Заглянула медсестра:
— А Егорушки, конечно, нет?
Он проскользнул за ее спиной:
— Я уже давно здесь. Я в постели…
Он срывал с себя одежду. И все у него блестело: глаза, зубы, лысина, острые локти и колени. Бросил комом одежду на стул и выбежал на веранду.
— Ох, Егорушка!..
Какое-то время мы лежали молча.
Вошел Константин Григорьевич. Взглянул на нас, посмотрел сквозь стеклянную дверь на веранду — все на месте. Москалюк читал, отвернувшись к стене. Володя неподвижным взглядом уставился в потолок.
— Кто это сказал? — раздался голос Москалюка. — Мысли, как блохи, скачут с человека на человека, но не всех грызут?
— Не знаю кто, но сказано метко, — отозвался Володя. — Меня эти блохи до костей прогрызли.
Алексей Павлович потихоньку заговорил со мной. «Кто? Откуда? За что?..» Он так и сказал: «За что?» За три пневмонии с бронхитом? Получите хороший срок… Кстати, возьмите у медсестры баночку-плевалку, а то платков не хватит.
Потом он упомянул, что в Киеве живет его фронтовой друг.
— Может, слышали случайно о таком — Микола Н.?
Надо же! Я этого Миколу немного знал. Заговорили про него, а потом про огнем и смертью меченные фронтовые дороги.
— Дважды ездил в гости… Не тот Микола! — вздохнул Алексей Павлович. — Что голова побелела — четверть беды. Душа тиной затянулась…
Час прошел. Одевались опять-таки, не знаю почему, второпях. Я отправился на массаж. И, хотя мне было назначено время, пришлось долго ждать под дверью. Потом дородная тетка кое-как похлопала и погладила мою спину, ни на минуту не умолкая. Я узнал, откуда она родом, кто ее муж, где учится сын; затем она сообщила мне, что ей надоели до смерти шумливые, требовательные и нетерпеливые больные, а уважает она вежливых тихих пациентов, таких, к примеру, как я, которые ждут и не ропщут… А вообще мужчины — еще ничего. Женщины, бабы — вот сущая беда! Я услышал несколько ярких характеристик, которые не по плечу были бы самому суровому сатирику.

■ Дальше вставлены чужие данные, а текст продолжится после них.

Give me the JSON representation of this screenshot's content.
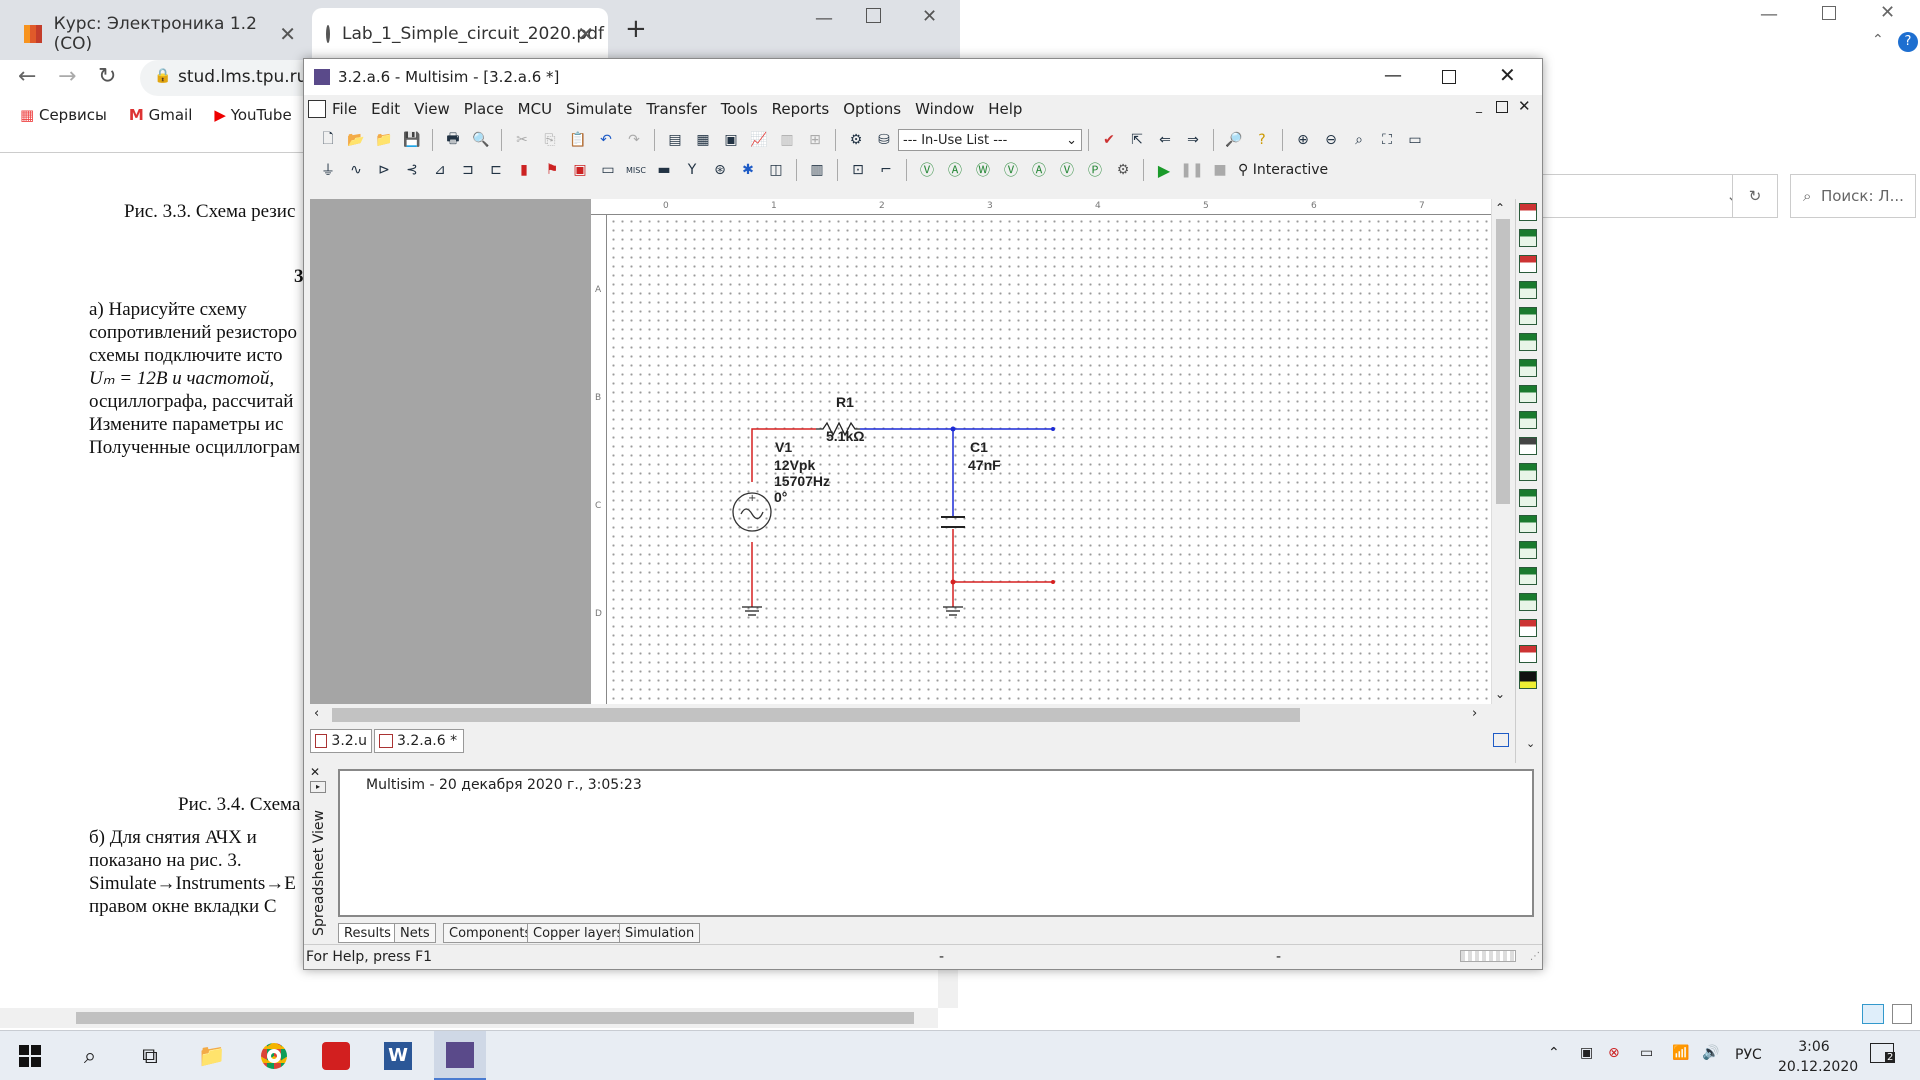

Существенно обогащенный в области человековедения, благодарю многоречивую массажистку и спешу на электропроцедуру. Но меня возвращают. Все идут в спортивный зал. В тринадцать ноль-ноль — лечебная гимнастика.
Под руководством того же солидного методиста, бывшего, как я себе представил, чемпиона мира, мы ходим вокруг расставленных стульев, поднимая и опуская руки. Потом — ступая на пятки, на носки. Затем, сидя, проделываем бесконечные упражнения руками, ногами, головой. Я уже дышу с хрипом. Методист подходит и велит мне время от времени отдыхать. Он никого не выпускает из поля зрения. Тот закашлялся — сделай паузу, отдохни. Тот сегодня тяжелее дышит — из каждых двух упражнений делай одно.